— Ты всегда был с нами, Мирон Иванович. И мы шли с тобой рядом в те светлые годы. И в горе мы с тобой! И не мучай себя, не убивайся… Много теперь у людей горя. Мы вместе одолеем его и тебе поможем пережить твое горе. Мы все с тобой…
Глубокой ночью возвращались в лагерь. Поскрипывал снег под полозьями саней. Тихо перекликались конные разведчики, ехавшие впереди. Лошадьми ловко правил Силивон Сергеевич, пустив их рысью по занесенной сугробами дороге.
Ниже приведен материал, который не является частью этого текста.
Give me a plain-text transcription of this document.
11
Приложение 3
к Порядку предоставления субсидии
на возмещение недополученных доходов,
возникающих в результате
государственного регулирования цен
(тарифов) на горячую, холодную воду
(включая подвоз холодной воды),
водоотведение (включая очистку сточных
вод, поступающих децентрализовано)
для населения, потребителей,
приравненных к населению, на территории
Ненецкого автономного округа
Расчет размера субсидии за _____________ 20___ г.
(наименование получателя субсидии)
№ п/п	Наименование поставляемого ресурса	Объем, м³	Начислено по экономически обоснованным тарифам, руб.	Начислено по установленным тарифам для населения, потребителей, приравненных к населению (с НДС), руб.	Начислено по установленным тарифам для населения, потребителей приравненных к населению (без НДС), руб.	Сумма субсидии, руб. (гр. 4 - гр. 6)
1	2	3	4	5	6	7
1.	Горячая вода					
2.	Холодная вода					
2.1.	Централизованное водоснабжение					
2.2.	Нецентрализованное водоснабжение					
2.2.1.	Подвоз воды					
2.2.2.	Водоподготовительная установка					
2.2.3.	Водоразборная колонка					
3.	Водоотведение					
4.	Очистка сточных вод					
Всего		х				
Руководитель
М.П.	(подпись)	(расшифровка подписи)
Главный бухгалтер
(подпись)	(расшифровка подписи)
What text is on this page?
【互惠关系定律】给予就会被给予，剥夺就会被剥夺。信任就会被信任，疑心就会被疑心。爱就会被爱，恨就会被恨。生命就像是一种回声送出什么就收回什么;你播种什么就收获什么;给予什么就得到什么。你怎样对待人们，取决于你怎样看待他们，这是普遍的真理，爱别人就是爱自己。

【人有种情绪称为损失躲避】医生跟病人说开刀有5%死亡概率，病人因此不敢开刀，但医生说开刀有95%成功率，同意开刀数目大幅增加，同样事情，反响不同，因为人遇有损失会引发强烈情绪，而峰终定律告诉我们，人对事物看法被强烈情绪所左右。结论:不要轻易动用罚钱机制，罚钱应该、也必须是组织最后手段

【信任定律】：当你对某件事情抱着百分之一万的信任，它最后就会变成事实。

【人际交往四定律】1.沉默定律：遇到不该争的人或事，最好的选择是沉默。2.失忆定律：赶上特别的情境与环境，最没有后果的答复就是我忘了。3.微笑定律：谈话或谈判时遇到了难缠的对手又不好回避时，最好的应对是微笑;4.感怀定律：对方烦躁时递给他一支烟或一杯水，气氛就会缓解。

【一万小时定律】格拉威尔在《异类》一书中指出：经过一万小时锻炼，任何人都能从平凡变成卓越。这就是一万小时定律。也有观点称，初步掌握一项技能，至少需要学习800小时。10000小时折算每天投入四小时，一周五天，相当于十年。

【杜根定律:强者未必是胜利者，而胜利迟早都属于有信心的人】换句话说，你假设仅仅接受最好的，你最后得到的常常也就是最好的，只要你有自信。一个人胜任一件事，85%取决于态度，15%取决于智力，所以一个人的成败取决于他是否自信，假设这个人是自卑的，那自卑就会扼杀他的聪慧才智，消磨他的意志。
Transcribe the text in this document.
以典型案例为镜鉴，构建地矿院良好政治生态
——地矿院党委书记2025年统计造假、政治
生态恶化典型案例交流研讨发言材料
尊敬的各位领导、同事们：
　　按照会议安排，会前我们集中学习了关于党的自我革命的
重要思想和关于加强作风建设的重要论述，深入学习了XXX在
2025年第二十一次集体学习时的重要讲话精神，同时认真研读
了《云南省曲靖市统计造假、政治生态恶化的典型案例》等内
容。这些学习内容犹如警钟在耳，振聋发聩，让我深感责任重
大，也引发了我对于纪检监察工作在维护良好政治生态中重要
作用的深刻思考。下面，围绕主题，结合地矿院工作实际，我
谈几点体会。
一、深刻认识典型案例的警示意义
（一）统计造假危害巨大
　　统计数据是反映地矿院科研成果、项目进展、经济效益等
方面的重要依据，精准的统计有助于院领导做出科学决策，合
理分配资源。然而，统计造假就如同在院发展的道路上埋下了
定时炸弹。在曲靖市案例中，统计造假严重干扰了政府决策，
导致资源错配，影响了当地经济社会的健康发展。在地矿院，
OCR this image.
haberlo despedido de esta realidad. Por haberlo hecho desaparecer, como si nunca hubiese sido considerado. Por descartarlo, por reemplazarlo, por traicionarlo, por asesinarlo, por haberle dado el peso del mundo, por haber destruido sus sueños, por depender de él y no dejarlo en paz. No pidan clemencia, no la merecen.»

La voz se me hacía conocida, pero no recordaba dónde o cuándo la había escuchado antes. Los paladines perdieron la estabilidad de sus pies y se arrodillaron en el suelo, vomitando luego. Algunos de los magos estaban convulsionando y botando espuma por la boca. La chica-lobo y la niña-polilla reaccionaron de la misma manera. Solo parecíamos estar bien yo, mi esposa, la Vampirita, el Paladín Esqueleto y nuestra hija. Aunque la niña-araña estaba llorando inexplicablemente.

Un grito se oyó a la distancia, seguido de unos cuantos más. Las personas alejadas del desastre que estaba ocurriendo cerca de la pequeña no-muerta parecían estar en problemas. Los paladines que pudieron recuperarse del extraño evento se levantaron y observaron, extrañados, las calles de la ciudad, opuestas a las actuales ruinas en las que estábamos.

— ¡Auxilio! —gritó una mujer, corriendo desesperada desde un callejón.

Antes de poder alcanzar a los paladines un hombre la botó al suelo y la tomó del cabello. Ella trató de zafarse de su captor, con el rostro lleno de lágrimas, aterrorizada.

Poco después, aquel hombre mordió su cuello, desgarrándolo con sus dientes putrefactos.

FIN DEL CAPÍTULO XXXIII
— Снега, Мирон Иванович, в нынешнем году большие. И говорят — везде. К хорошему урожаю такие снега.
— Снег что надо, ничего не скажешь! — сказал Мирон Иванович, оторвавшись от своих мыслей. — И что я тебе скажу, Силивон Сергеевич, они и урожаю будут благоприятствовать, и нам: застрянут фашисты в наших снегах.
— Они, дьяволы, и так уж дохнут. Я вот глядел днем, как шла ихняя колонна по шоссе, так на чучела похожи, завернутые в разное тряпье, ноги в соломенных валенках. Идут, посинели, дрожат, как псы шелудивые на морозе. Нет, не вынести им нашего климата.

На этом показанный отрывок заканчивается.